A million franc mortgage has been placed on Villa Alam, the home of Grand Duke Andrei of Russia, and this has led to the discovery that Andre's personal fortune "has been lost," reports the AP. Three years ago, the villa was said to be worth 16,000,000 francs.

Most of the loss can be blamed on Andre's wife, Princess Krassinskaya, who spent far too much time at the gambling tables of Monte Carlo where she "had anything but good luck."

Grand Duke Andrei received 20,000,000 francs "as his share of the money realized by the sale of family jewels brought out of Russia during the revolution." Andre was able to renovate an old family home and he "commenced to entertain in true court style." Now his servants are "leaving one by one," and only "seven faithful retainers" remain of the original "ninety that formerly tried to keep up in France the memories of royalty before the Russian revolution."
Princess Krassinskaya is described as the "world's unluckiest gambler."

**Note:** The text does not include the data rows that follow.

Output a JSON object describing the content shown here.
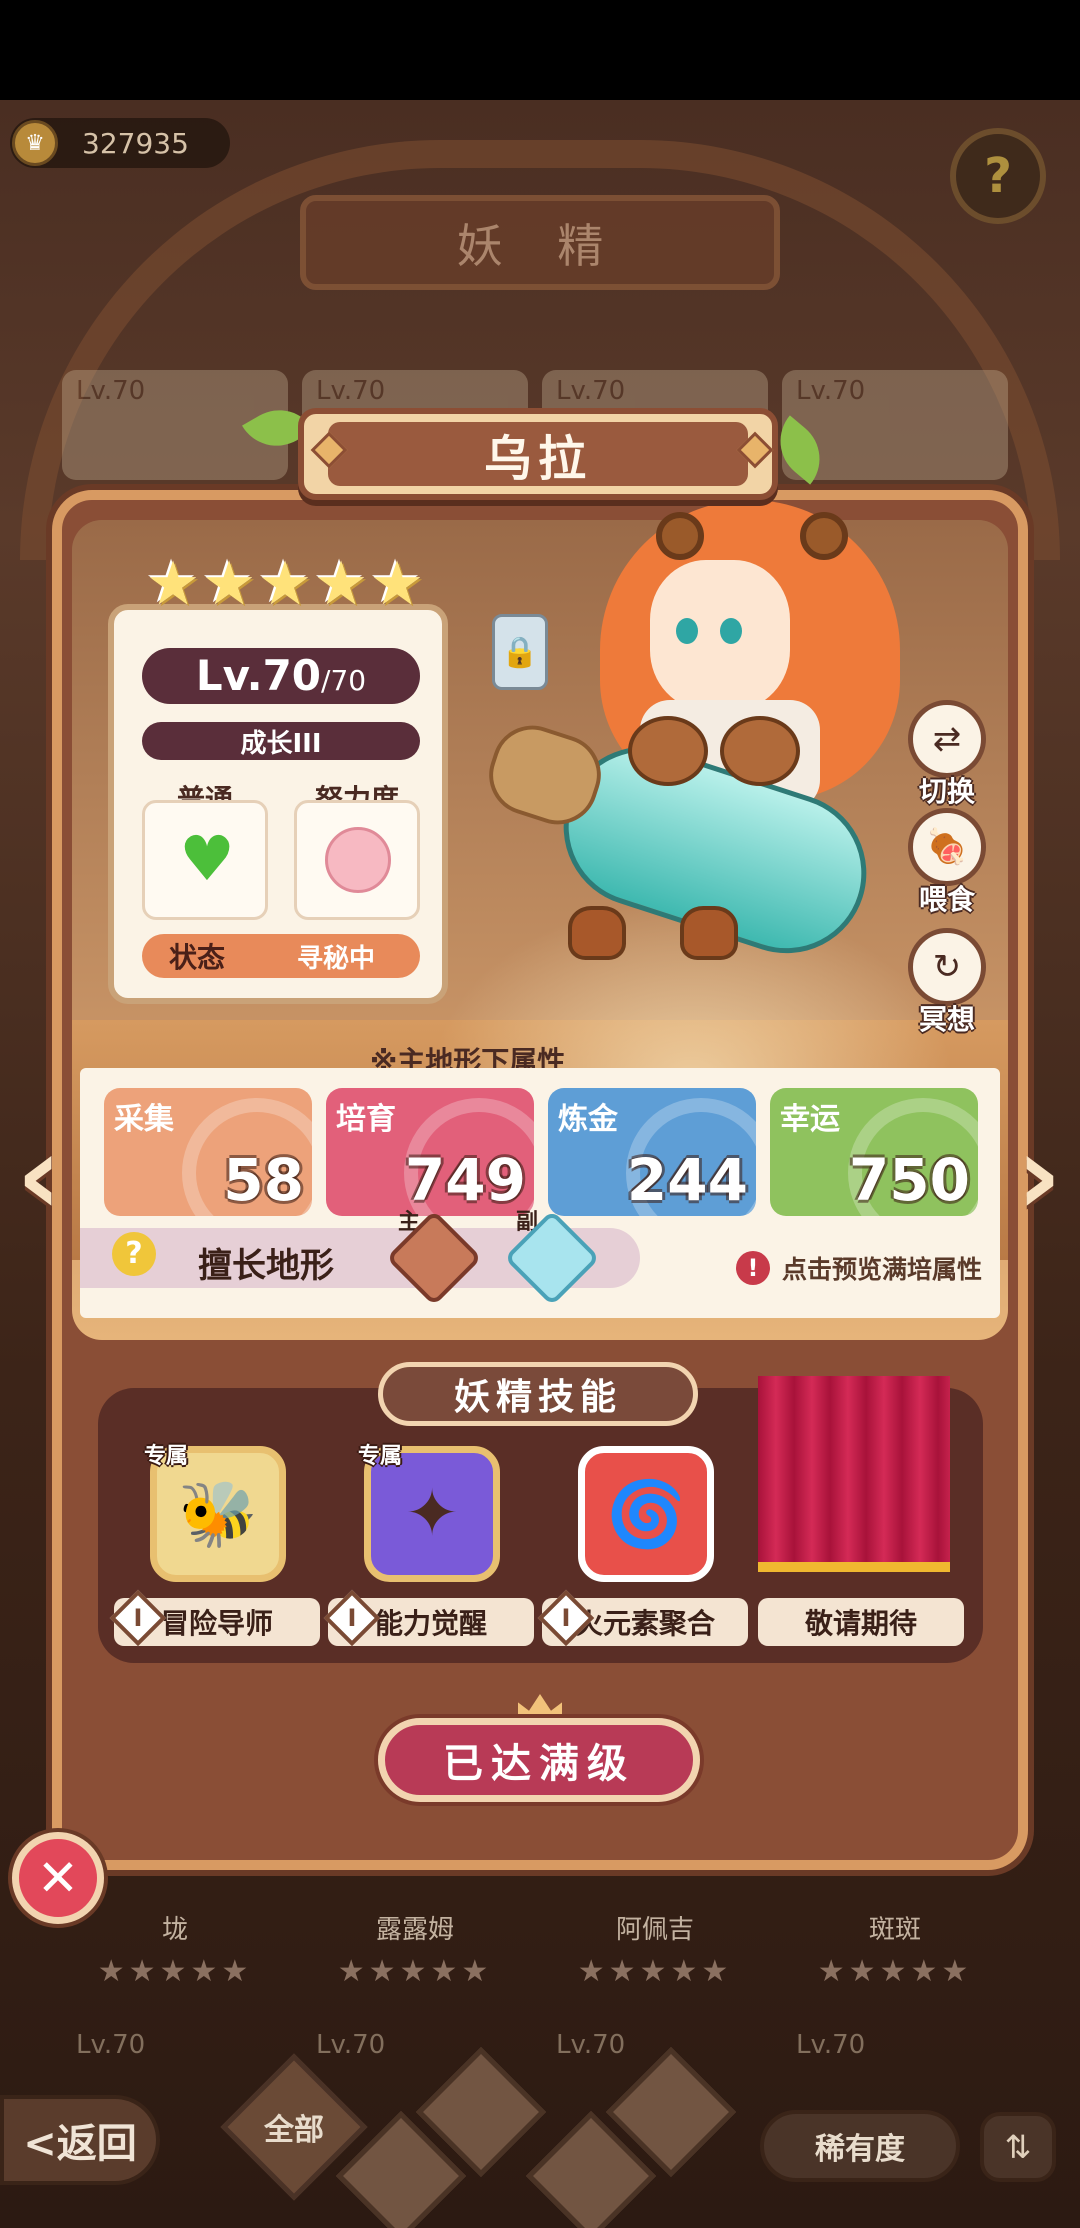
{
  "currency": {
    "icon": "crown-coin-icon",
    "amount": "327935"
  },
  "header": {
    "title": "妖 精"
  },
  "fairy": {
    "name": "乌拉",
    "stars": 5,
    "level": "Lv.70",
    "level_max": "/70",
    "growth": "成长III",
    "attr1_label": "普通",
    "attr2_label": "努力度",
    "status_label": "状态",
    "status_value": "寻秘中"
  },
  "side_actions": [
    {
      "label": "切换",
      "icon": "swap-icon"
    },
    {
      "label": "喂食",
      "icon": "meat-icon"
    },
    {
      "label": "冥想",
      "icon": "meditate-icon"
    }
  ],
  "attributes": {
    "note": "※主地形下属性",
    "stats": [
      {
        "name": "采集",
        "value": "58",
        "color": "#eda27a"
      },
      {
        "name": "培育",
        "value": "749",
        "color": "#e2607a"
      },
      {
        "name": "炼金",
        "value": "244",
        "color": "#5e9ed6"
      },
      {
        "name": "幸运",
        "value": "750",
        "color": "#8fc25e"
      }
    ],
    "terrain_label": "擅长地形",
    "terrain_main_tag": "主",
    "terrain_sub_tag": "副",
    "preview_hint": "点击预览满培属性"
  },
  "skills": {
    "title": "妖精技能",
    "items": [
      {
        "name": "冒险导师",
        "tag": "专属",
        "level": "I",
        "icon": "bee-icon",
        "color": "#f0d890"
      },
      {
        "name": "能力觉醒",
        "tag": "专属",
        "level": "I",
        "icon": "awaken-icon",
        "color": "#7a5ad8"
      },
      {
        "name": "火元素聚合",
        "tag": "",
        "level": "I",
        "icon": "fire-swirl-icon",
        "color": "#e8504a"
      },
      {
        "name": "敬请期待",
        "tag": "",
        "level": "",
        "icon": "curtain-icon",
        "color": "#c8204a"
      }
    ]
  },
  "max_button": "已达满级",
  "background_cards": {
    "levels": [
      "Lv.70",
      "Lv.70",
      "Lv.70",
      "Lv.70"
    ],
    "names": [
      "垅",
      "露露姆",
      "阿佩吉",
      "斑斑"
    ],
    "bottom_levels": [
      "Lv.70",
      "Lv.70",
      "Lv.70",
      "Lv.70"
    ]
  },
  "bottom_bar": {
    "back": "<返回",
    "filter_all": "全部",
    "rarity": "稀有度"
  }
}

In 1890, the former Mathilde Kschessinska, a prima ballerina, and former mistress of Nicholas II (He gave her up when he married Princess Alix of Hesse and by Rhine.)

Mathilde acquired great wealth through her Romanov connections, and it was on her balcony, in February 1917 where Lenin addressed the crowds following his return from Finland.

Mathilde fled to France, where she married Grand Duke Andrei is 1921. In 1902, she gave birth to a son, Vladimir, who has the title Prince Romanovsky-Krasinsky. He is known as Vova. His father is said to be Grand Duke Serge Mikhailovich, but Mathilde was living with both Serge and Andre, so it is possible that Andre may have fathered her son.

Grand Duke Andrei is now 49 years old, and Princess Krassinskaya is 62.